Avec un peu moins de 40 cm d'envergure et seulement 25 g, l'Océanite tempête, Hydrobates pelagicus, est le plus petit et le plus léger des oiseaux marins se reproduisant en Europe. Son plumage est brun - noir, à l'exception du croupion blanc et d'une zone blanche plus ou moins étendue sur la face inférieure des ailes.
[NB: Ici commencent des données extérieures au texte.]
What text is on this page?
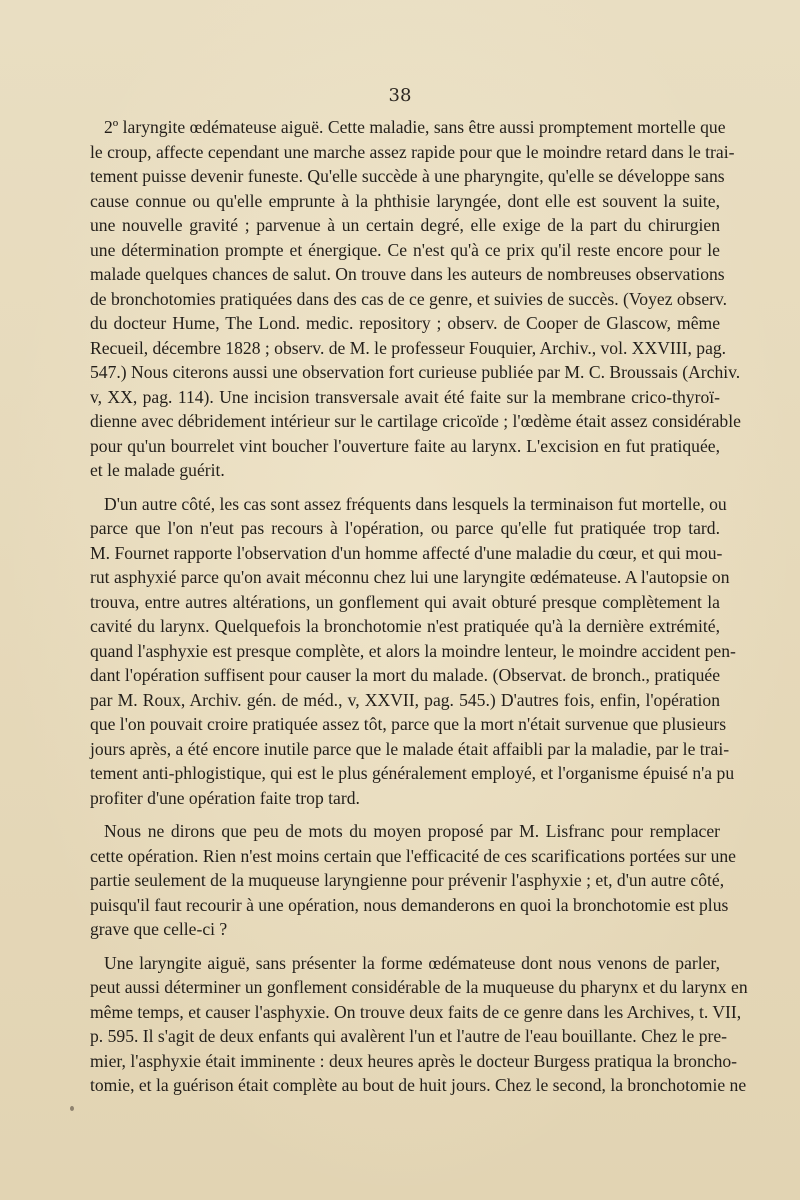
38
2º laryngite œdémateuse aiguë. Cette maladie, sans être aussi promptement mortelle que
le croup, affecte cependant une marche assez rapide pour que le moindre retard dans le trai-
tement puisse devenir funeste. Qu'elle succède à une pharyngite, qu'elle se développe sans
cause connue ou qu'elle emprunte à la phthisie laryngée, dont elle est souvent la suite,
une nouvelle gravité ; parvenue à un certain degré, elle exige de la part du chirurgien
une détermination prompte et énergique. Ce n'est qu'à ce prix qu'il reste encore pour le
malade quelques chances de salut. On trouve dans les auteurs de nombreuses observations
de bronchotomies pratiquées dans des cas de ce genre, et suivies de succès. (Voyez observ.
du docteur Hume, The Lond. medic. repository ; observ. de Cooper de Glascow, même
Recueil, décembre 1828 ; observ. de M. le professeur Fouquier, Archiv., vol. XXVIII, pag.
547.) Nous citerons aussi une observation fort curieuse publiée par M. C. Broussais (Archiv.
v, XX, pag. 114). Une incision transversale avait été faite sur la membrane crico-thyroï-
dienne avec débridement intérieur sur le cartilage cricoïde ; l'œdème était assez considérable
pour qu'un bourrelet vint boucher l'ouverture faite au larynx. L'excision en fut pratiquée,
et le malade guérit.
D'un autre côté, les cas sont assez fréquents dans lesquels la terminaison fut mortelle, ou
parce que l'on n'eut pas recours à l'opération, ou parce qu'elle fut pratiquée trop tard.
M. Fournet rapporte l'observation d'un homme affecté d'une maladie du cœur, et qui mou-
rut asphyxié parce qu'on avait méconnu chez lui une laryngite œdémateuse. A l'autopsie on
trouva, entre autres altérations, un gonflement qui avait obturé presque complètement la
cavité du larynx. Quelquefois la bronchotomie n'est pratiquée qu'à la dernière extrémité,
quand l'asphyxie est presque complète, et alors la moindre lenteur, le moindre accident pen-
dant l'opération suffisent pour causer la mort du malade. (Observat. de bronch., pratiquée
par M. Roux, Archiv. gén. de méd., v, XXVII, pag. 545.) D'autres fois, enfin, l'opération
que l'on pouvait croire pratiquée assez tôt, parce que la mort n'était survenue que plusieurs
jours après, a été encore inutile parce que le malade était affaibli par la maladie, par le trai-
tement anti-phlogistique, qui est le plus généralement employé, et l'organisme épuisé n'a pu
profiter d'une opération faite trop tard.
Nous ne dirons que peu de mots du moyen proposé par M. Lisfranc pour remplacer
cette opération. Rien n'est moins certain que l'efficacité de ces scarifications portées sur une
partie seulement de la muqueuse laryngienne pour prévenir l'asphyxie ; et, d'un autre côté,
puisqu'il faut recourir à une opération, nous demanderons en quoi la bronchotomie est plus
grave que celle-ci ?
Une laryngite aiguë, sans présenter la forme œdémateuse dont nous venons de parler,
peut aussi déterminer un gonflement considérable de la muqueuse du pharynx et du larynx en
même temps, et causer l'asphyxie. On trouve deux faits de ce genre dans les Archives, t. VII,
p. 595. Il s'agit de deux enfants qui avalèrent l'un et l'autre de l'eau bouillante. Chez le pre-
mier, l'asphyxie était imminente : deux heures après le docteur Burgess pratiqua la broncho-
tomie, et la guérison était complète au bout de huit jours. Chez le second, la bronchotomie ne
L'océanite se reproduit toujours à l'abri, utilisant selon les colonies différents types de sites : dessous de blocs rocheux, terriers (initialement creusés par des puffins ou des lapins), ou encore cordons de galets, fissures dans des parois rocheuses, ruines ou anciens murets. La période de ponte (un seul œuf par an déposé à même le sol) est très variable selon les années et s'étale de la fin avril à la fin juillet. Le poussin naît après environ six semaines d'incubation, et ses parents le laissent seul dès l'âge d'une semaine, ne revenant que la nuit pour le nourrir. Le jeune prend son envol pour la haute mer vers dix semaines, entre août et octobre.
Les mœurs nocturnes et la reproduction souterraine des océanites, ainsi que la présence de nombreux oiseaux non-reproducteurs sur les colonies, rendent très complexes les dénombrements : c'est l'oiseau marin le plus difficile à recenser. La seule méthode est l'inspection minutieuse des sites favorables : inspection manuelle, à la lampe torche, olfactive (en reniflant l'entrée des terriers, l'espèce ayant une odeur très caractéristique) ou à la « repasse ». Cette méthode consiste à diffuser un enregistrement du chant de l'espèce au magnétophone à l'entrée des terriers favorables et à écouter l'éventuelle réponse des occupants.
L'Océanite tempête est l'un des plus pélagiques des oiseaux marins d'Europe. Il hiverne principalement au large de l'Afrique du Sud, ne revenant à terre qu'en période de reproduction, et de nuit uniquement. Très rarement observée depuis la côte, l'espèce est encore présente au large de la Bretagne en hiver, mais il pourrait s'agir de migrateurs tardifs. Occasionnellement, l'échouage de plusieurs dizaines de cadavres est noté sur le littoral après de violentes tempêtes.
Les oiseaux s'alimentent de jour en limite du plateau continental, se nourrissant de zooplancton, et surtout d'œufs ou de larves de poissons. De nuit, ils peuvent également exploiter les milieux littoraux, à la recherche de petits poissons et crustacés.